Information on PYTHONPATH can be found here.

Q: what is ken’s flag?

A: Here we run a sudo -l and find that we can run less as ken.

we are running the ls command and piping it to sudo -u ken less

Now we see the output of the ls command inside of less. From here if we type !/bin/bash we will launch a bash shell as user ken.

Q: What is sean’s flag?

A: This is similar to the last one except with vim… and we can escape a similar way by invoking vim’s execute command function by typing :!/bin/bash

With all of that said, I could not find a flag file… so I assumed that the file would contain sean{hashorsomethiing} So I figured I would just search all the files containing what looked like the flag.

I was unable to find the flag .txt file anywhere on the file system so I did a search through the filesystem and got a good hit.

find /home /opt /var /usr /mnt /etc /tmp -type f -exec egrep -iH ‘sean\{.*\}’ {} \; 2>/dev/null

Hmmm what is that base64 in there?

Q: What is penelope’s flag?

A: Lets take a look at that base64 near sean’s flag. Here we get penelope’s password so we can switch user and grab the flag.txt in penelope’s home directory.

Q: what is maya’s flag?

A: Well that red suid binary looks like it might have some promise. It is suid by maya, assuming that the flag is in her directory we should be able to read it with base64.

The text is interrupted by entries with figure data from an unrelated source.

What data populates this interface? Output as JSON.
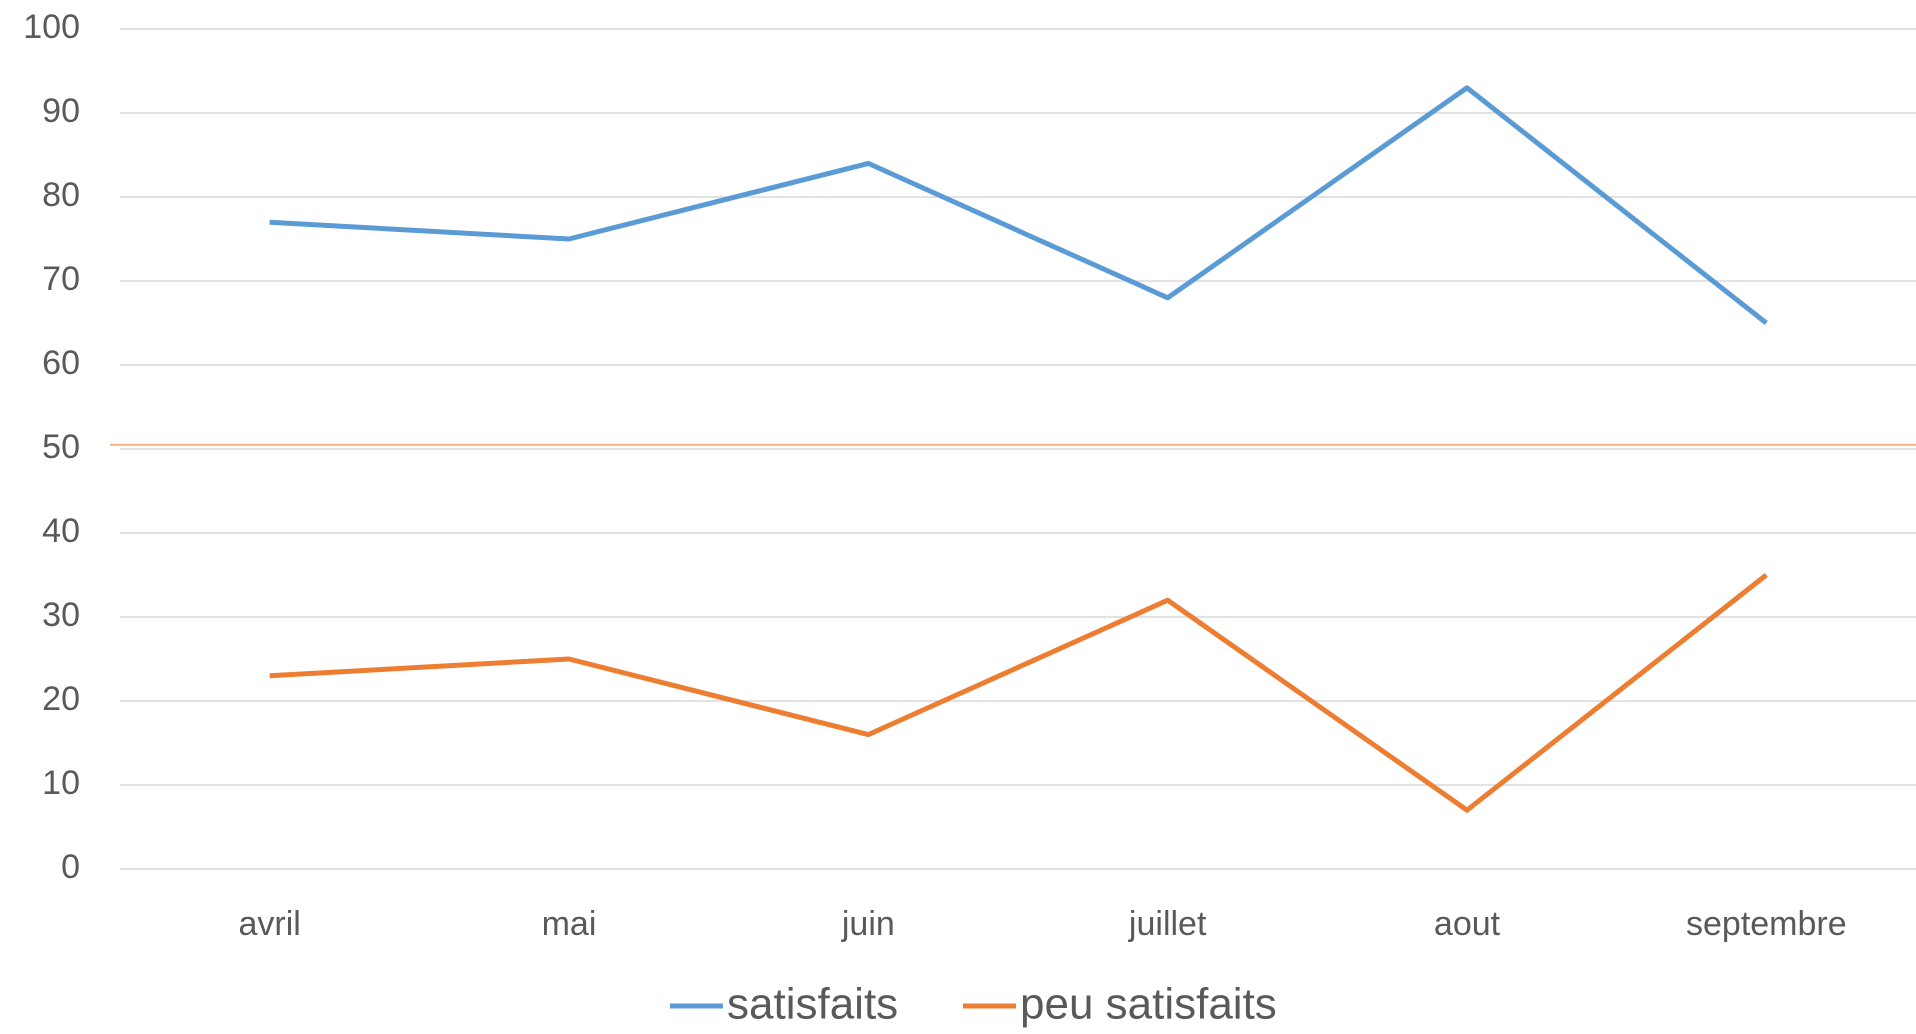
{
  "chart_data": {
    "type": "line",
    "categories": [
      "avril",
      "mai",
      "juin",
      "juillet",
      "aout",
      "septembre"
    ],
    "series": [
      {
        "name": "satisfaits",
        "color": "#5b9bd5",
        "values": [
          77,
          75,
          84,
          68,
          93,
          65
        ]
      },
      {
        "name": "peu satisfaits",
        "color": "#ed7d31",
        "values": [
          23,
          25,
          16,
          32,
          7,
          35
        ]
      }
    ],
    "ylim": [
      0,
      100
    ],
    "yticks": [
      0,
      10,
      20,
      30,
      40,
      50,
      60,
      70,
      80,
      90,
      100
    ],
    "grid": true,
    "legend": "bottom",
    "reference_line": {
      "value": 50.5,
      "color": "#f4b183"
    }
  }
}
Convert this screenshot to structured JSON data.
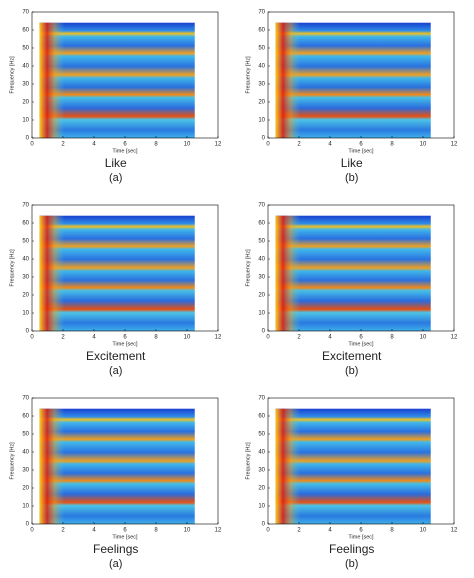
{
  "chart_data": [
    {
      "type": "heatmap",
      "xlabel": "Time [sec]",
      "ylabel": "Frequency [Hz]",
      "xlim": [
        0,
        12
      ],
      "ylim": [
        0,
        70
      ],
      "xticks": [
        0,
        2,
        4,
        6,
        8,
        10,
        12
      ],
      "yticks": [
        0,
        10,
        20,
        30,
        40,
        50,
        60,
        70
      ],
      "caption": "Like",
      "sublabel": "(a)"
    },
    {
      "type": "heatmap",
      "xlabel": "Time [sec]",
      "ylabel": "Frequency [Hz]",
      "xlim": [
        0,
        12
      ],
      "ylim": [
        0,
        70
      ],
      "xticks": [
        0,
        2,
        4,
        6,
        8,
        10,
        12
      ],
      "yticks": [
        0,
        10,
        20,
        30,
        40,
        50,
        60,
        70
      ],
      "caption": "Like",
      "sublabel": "(b)"
    },
    {
      "type": "heatmap",
      "xlabel": "Time [sec]",
      "ylabel": "Frequency [Hz]",
      "xlim": [
        0,
        12
      ],
      "ylim": [
        0,
        70
      ],
      "xticks": [
        0,
        2,
        4,
        6,
        8,
        10,
        12
      ],
      "yticks": [
        0,
        10,
        20,
        30,
        40,
        50,
        60,
        70
      ],
      "caption": "Excitement",
      "sublabel": "(a)"
    },
    {
      "type": "heatmap",
      "xlabel": "Time [sec]",
      "ylabel": "Frequency [Hz]",
      "xlim": [
        0,
        12
      ],
      "ylim": [
        0,
        70
      ],
      "xticks": [
        0,
        2,
        4,
        6,
        8,
        10,
        12
      ],
      "yticks": [
        0,
        10,
        20,
        30,
        40,
        50,
        60,
        70
      ],
      "caption": "Excitement",
      "sublabel": "(b)"
    },
    {
      "type": "heatmap",
      "xlabel": "Time [sec]",
      "ylabel": "Frequency [Hz]",
      "xlim": [
        0,
        12
      ],
      "ylim": [
        0,
        70
      ],
      "xticks": [
        0,
        2,
        4,
        6,
        8,
        10,
        12
      ],
      "yticks": [
        0,
        10,
        20,
        30,
        40,
        50,
        60,
        70
      ],
      "caption": "Feelings",
      "sublabel": "(a)"
    },
    {
      "type": "heatmap",
      "xlabel": "Time [sec]",
      "ylabel": "Frequency [Hz]",
      "xlim": [
        0,
        12
      ],
      "ylim": [
        0,
        70
      ],
      "xticks": [
        0,
        2,
        4,
        6,
        8,
        10,
        12
      ],
      "yticks": [
        0,
        10,
        20,
        30,
        40,
        50,
        60,
        70
      ],
      "caption": "Feelings",
      "sublabel": "(b)"
    }
  ]
}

Q: what is roberts’s Passphrase?

A: Inside of maya’s home directory we can see a directory called old_rober_ssh that contains a set of SSH keys. Lets crack the passphrase with john the ripper back on our attack box.

After a few moments the passphrase is cracked.

Lets look for a place to use this passphrase.

After some initial struggling I looked to see what ports were listening on the host and saw a few ports that looked promising.

ssh -p 2222 robert@127.0.0.1

After logging in as robert we can see a robert.txt file but it obviously isn’t the user.txt file we needed.

But sudo is an option but !root doesn’t help much… lets see if its vulnerable to bypass.

sudo bypass

After a lot of searching and getting nowhere I looked at the hint

HINT: Blue whale was a bad game. Wasn’t it ???

Ok, I’m assuming it’s a docker escape….

Docker Breakout

Following the HakTricks docker-breakout we need to run a couple of commands to mount the host filesystem.

find / -name docker.sock 2>/dev/null

/tmp/docker images #lucky they left this executable in the /tmp dir ;)

/tmp/docker run -it -v /:/host/ mangoman chroot /host/ bash

What a fun room! It took a couple of sessions and a lot of time to get it completed, but well worth it.

Thank you to Xyan1d3 and 0z9e for a great room!